I do not believe that Jesus’ Passion and Death are debt payment to Satan or to God; rather Jesus accepts willingly the path of the Cross to transform our human need from having violence direct our lives to revealing God’s love for us in a way that we could not otherwise understand. The sublime act of Jesus changes who we are in relationship to God. Through the Way of the Cross we can begin to understand that the relationship that binds together the Persons of the Trinity is one of equality and love, without dominance being brought to bear by any one against the others. God had spent human history telling God’s people about relationship, but we would not—even could not—listen because the truth was too good to be true. And we all know that if something is too good to be true, then it isn’t true, or at least that is what we have been told most of our lives. The only way for God to get beyond our disbelief is to become “one of us”, human but without the sin that besets each of us, and take our anger and hatred and absorb them in order to offer transformation for all who will accept His invitation to become as Jesus to those we meet.
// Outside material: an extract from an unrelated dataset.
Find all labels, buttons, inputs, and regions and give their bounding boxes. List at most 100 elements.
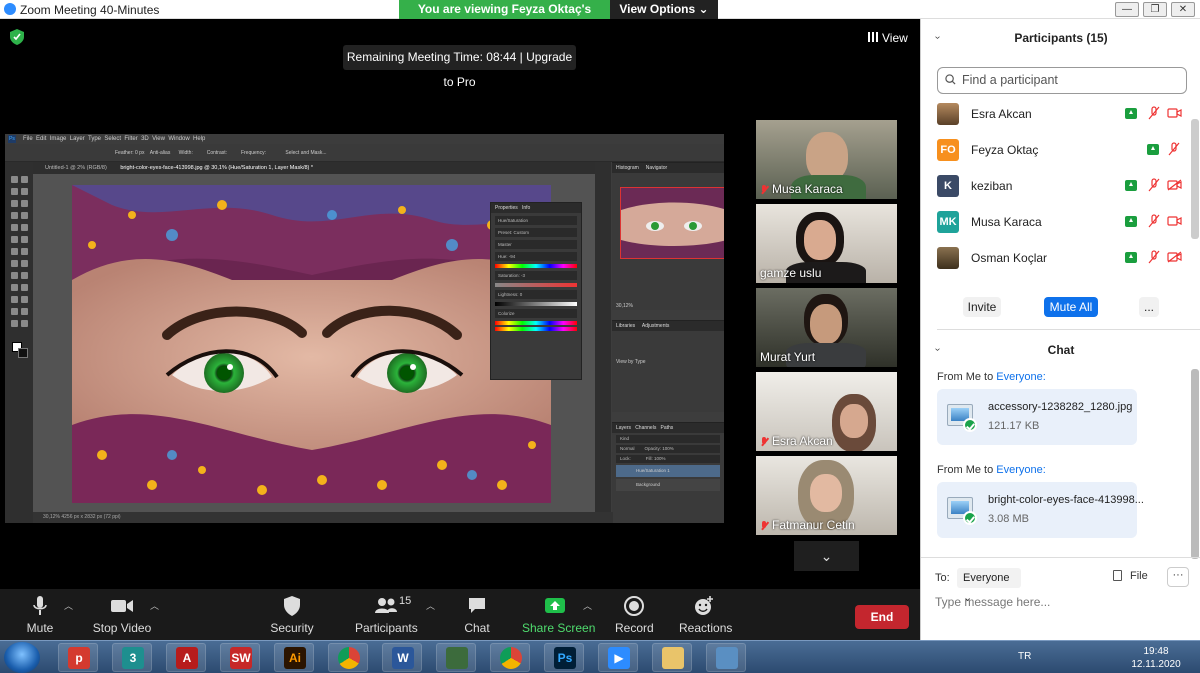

We who have been “born from above” or “born again” (John 3) begin our new life as vital parts of Jesus’ living body (I Corinthians 12) in order to carry on the work of the Christ where God calls us to be. Like Jesus, we are to reflect the relationship of the beloved we have with God in order to draw others into healing and wholeness, expressing God’s love, not God’s domineering power, offering God’s welcome as the prodigious parent to the wastrel child without conditions. This is what being “little Christ”—Christian—is all about. This is the transformation God offers to everyone, but it is my responsibility and yours to “proclaim by word and example” the Good News that we have been given freely. We cannot do anything to make God love us, or even love us more, because God’s love precedes everything. We show others the love that God has shown us in so far as we are willing to allow our selves, our souls and bodies, be transformed into the likeness of Christ Jesus.
Through the rest of this week, meditate on the myriad ways in which God has offered God’s love to you. Ponder how you might show that same love to your family, to your companions at work or at play, to the stranger you meet, to yourself. Pray for the courage and strength to become good news in difficult moments and to transform those moments as Jesus would transform them. And then go forth in the name of God.